Both intact male alpacas, they have just completed their first season’s work at Baldersbury for Nicola and Derek Waite after being bred by alpaca breeder and sheep farmer Jonathan Russell.
As well as looking pretty and providing fine fleece alpacas serve provide a valuable service protecting livestock from predators. “Alpacas use team-work to protect lambs, hens and other livestock from foxes, crows and other predators,” Jonathan explains.
“The ewes look at the alpacas with their funny long necks and the alpacas look back at the ewes with their weird short necks and each thinks the other has been the victim of horrible medical experiments – but they know they are all on the same side when there is a fox about!”

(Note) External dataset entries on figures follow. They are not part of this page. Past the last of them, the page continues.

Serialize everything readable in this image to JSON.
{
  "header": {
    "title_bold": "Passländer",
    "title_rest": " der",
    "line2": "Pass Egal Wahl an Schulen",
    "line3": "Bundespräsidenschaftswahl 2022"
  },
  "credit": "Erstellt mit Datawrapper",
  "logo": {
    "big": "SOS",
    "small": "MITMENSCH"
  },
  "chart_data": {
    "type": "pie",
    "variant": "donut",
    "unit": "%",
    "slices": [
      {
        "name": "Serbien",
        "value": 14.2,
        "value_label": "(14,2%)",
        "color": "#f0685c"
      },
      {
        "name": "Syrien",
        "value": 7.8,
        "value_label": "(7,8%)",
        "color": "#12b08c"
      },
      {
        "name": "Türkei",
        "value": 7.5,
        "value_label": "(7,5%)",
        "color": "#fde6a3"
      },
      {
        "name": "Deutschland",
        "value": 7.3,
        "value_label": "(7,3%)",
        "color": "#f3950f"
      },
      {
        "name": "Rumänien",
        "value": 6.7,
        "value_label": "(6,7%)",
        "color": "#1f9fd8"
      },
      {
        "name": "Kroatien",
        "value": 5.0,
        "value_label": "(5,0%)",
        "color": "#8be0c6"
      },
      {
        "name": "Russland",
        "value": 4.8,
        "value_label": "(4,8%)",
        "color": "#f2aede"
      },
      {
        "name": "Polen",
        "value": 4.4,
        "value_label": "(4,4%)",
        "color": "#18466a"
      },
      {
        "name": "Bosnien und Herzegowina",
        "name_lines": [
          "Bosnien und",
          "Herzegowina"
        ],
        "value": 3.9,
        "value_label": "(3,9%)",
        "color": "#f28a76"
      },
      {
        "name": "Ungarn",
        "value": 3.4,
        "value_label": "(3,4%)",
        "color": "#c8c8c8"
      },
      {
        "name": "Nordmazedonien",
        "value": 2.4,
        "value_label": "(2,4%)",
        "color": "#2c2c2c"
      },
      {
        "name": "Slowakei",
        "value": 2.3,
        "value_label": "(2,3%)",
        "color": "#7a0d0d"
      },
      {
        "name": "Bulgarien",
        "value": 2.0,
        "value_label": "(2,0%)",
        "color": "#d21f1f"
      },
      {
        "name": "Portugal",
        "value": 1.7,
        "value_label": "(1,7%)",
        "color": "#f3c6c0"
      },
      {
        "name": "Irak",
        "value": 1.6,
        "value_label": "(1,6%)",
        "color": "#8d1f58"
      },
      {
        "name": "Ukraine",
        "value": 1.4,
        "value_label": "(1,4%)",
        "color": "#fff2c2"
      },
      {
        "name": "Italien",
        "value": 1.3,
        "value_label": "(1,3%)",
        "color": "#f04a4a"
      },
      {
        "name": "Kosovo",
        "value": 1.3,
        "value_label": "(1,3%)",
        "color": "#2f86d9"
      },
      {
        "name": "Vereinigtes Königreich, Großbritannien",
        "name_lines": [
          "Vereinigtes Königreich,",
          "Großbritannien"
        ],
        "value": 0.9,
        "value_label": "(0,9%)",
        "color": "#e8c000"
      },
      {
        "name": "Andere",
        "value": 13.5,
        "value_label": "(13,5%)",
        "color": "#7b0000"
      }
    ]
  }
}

“They settled in really quickly and are part of the Baldersbury family now,” says Nicola. “They run with the sheep and have done a great job.”
Alpacas live for around 20 years, so Burn and Carruthers should be protecting the flock at Baldersbury for years to come. And to make sure they don’t get hot and bothered over the summer, farmer and alpaca shearer Jackie Waugh - who covers a patch of about 200 square miles - is due to visit them on Monday.
“It’s still only early June and I have already clipped over 150 alpacas,” says Jackie. “That won’t sound much to a sheep shearer – my husband John will probably clip ten times that many ewes at home this year and think nothing of it. But a lot of the jobs I do are in twos and threes, with a lot of miles in-between!”
Shearing an alpaca is a very different job from shearing a sheep. “The alpaca has to be stretched out on the ground and tied down,” Jackie explains. “It generally takes two people to get the alpaca down. Once it is restrained I need the owner to hold the alpaca’s head while I shear it”.
The whole job takes between 10 and 20 minutes per alpaca. “With the relatively low numbers involved it’s not about speed, it’s about being as gentle as possible with the alpaca, to keep the stress levels as low as I can,” Jackie says.”
So, what will Nicola do with the fleece? “There is a ready for blanket fleece at between £10 and £12 a kilo, which compares favourably with sheep’s wool!” says Jackie. But in addition to providing an annual yield by way of the fleece, it doesn’t take very many lambs saved to justify the initial outlay involved in buying a pair of alpacas as fox guards.